Ia salah telah meremehkan Sofia. Saat laki-laki itu ada dalam jangkauannya, dengan gerakan cepat Sofia menarik lengan dan kerah bajunya dengan kedua tangan, sembari melebarkan kakinya untuk menghalangi kaki laki-laki itu, kemudian dengan gerakan yang sudah ia hafal mati menjatuhkan laki-laki tersebut.

Sofia tahu, kalau hanya membantingnya ke aspal, ia tak memiliki keuntungan apa-apa karena laki-laki itu akan bangkit dengan segera dan kembali menyerangnya.
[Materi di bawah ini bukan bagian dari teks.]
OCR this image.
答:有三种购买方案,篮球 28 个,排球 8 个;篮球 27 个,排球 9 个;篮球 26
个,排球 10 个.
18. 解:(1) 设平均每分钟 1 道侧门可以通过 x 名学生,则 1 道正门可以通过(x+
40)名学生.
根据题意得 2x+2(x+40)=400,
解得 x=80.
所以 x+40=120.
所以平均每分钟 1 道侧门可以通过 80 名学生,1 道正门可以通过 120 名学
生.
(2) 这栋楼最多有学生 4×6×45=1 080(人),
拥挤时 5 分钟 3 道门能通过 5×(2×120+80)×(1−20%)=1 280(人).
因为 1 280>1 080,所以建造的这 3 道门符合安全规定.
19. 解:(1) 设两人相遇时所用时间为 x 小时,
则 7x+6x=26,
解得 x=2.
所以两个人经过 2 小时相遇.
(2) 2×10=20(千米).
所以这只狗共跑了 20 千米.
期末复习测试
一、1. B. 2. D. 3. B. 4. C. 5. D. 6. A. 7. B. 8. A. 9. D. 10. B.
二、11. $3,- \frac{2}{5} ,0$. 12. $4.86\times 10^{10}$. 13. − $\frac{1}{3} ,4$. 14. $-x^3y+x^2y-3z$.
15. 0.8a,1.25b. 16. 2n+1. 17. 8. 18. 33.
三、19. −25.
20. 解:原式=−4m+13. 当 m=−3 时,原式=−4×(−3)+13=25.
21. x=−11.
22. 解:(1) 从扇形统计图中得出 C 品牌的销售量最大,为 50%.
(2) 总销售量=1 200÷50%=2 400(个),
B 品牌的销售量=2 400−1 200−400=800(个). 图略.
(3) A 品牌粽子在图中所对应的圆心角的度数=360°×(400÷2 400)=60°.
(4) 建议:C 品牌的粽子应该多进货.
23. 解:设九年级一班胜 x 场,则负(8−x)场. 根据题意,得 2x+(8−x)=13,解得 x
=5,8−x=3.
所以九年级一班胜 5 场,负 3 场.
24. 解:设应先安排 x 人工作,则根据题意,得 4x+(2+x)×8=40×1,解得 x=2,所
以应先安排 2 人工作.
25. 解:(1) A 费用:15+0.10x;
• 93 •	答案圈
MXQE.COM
Maka, Sofia membantingnya ke pinggir selokan; dan saat laki-laki itu mengaduh kesakitan, ia terguling masuk ke selokan dangkal itu.

Strike!

Satu laki-laki yang tersisa tentu saja marah. Ia dengan segera berpose seolah menyandera Meghan yang di dekatnya dan mengencangkan ikatannya pada leher Meghan.

"Gue bunuh temen lo!" Katanya, dilengkapi dengan suara Meghan yang tercekik. Sofia berjalan maju dengan tenang, melepas kedua heelsnya, dan seiring ia mendekat, cekikannya pada Meghan lebih kencang.

Dengan segera, Sofia memukulkan haknya keras-keras di kepala laki-laki itu, membuatnya mengaduh dan melepas cekikannya pada Meghan, yang kemudian tanpa Sofia sangka, menyundulkan kepalanya ke dagu laki-laki bertopi hingga terjatuh. Ia kemudian ikut melepas sepatu tingginya, dan meraih tas tangannya, kemudian menarik Sofia berlari.

Sofia yang seolah baru tersadar kemudian menyeimbangkan kecepatan larinya, kemudian kembali masuk ke area The Plaza, dalam zona aman.

Mereka baru berhenti berlari setelah sampai di depan lift dengan nafas tersengal.

Sofia memandangi mata Meghan, begitupula Meghan yang menatap Sofia. Lalu, dengan kompak, mereka berdua tertawa, menertawakan kekonyolan mereka berdua dan keajaiban alam yang mempertemukan mereka.

Masih dengan nafas tersengal, Meghan memeluk Sofia. "Thanks a lot, Sof. Gue nggak tahu deh gimana jadinya kalo lo tadi nggak muncul."

Sofia menepuk bahu Meghan. "Tenang, Meghan. Yuk, naik ke apartemen gue dulu, lo butuh sepatu buat pulang. Udah makan, belum? Nanti lo pulang pake taksi online aja, ya, lebih aman."

Meghan mengangguk.

Ah, rasa cemburu dan iri yang bodoh. Meghan dengan jelas bisa melihat kebaikan Sofia yang selalu ia tepis seminggu kebelakang.

Sejak awal, seharusnya ia sudah berteman dengan perempuan ini.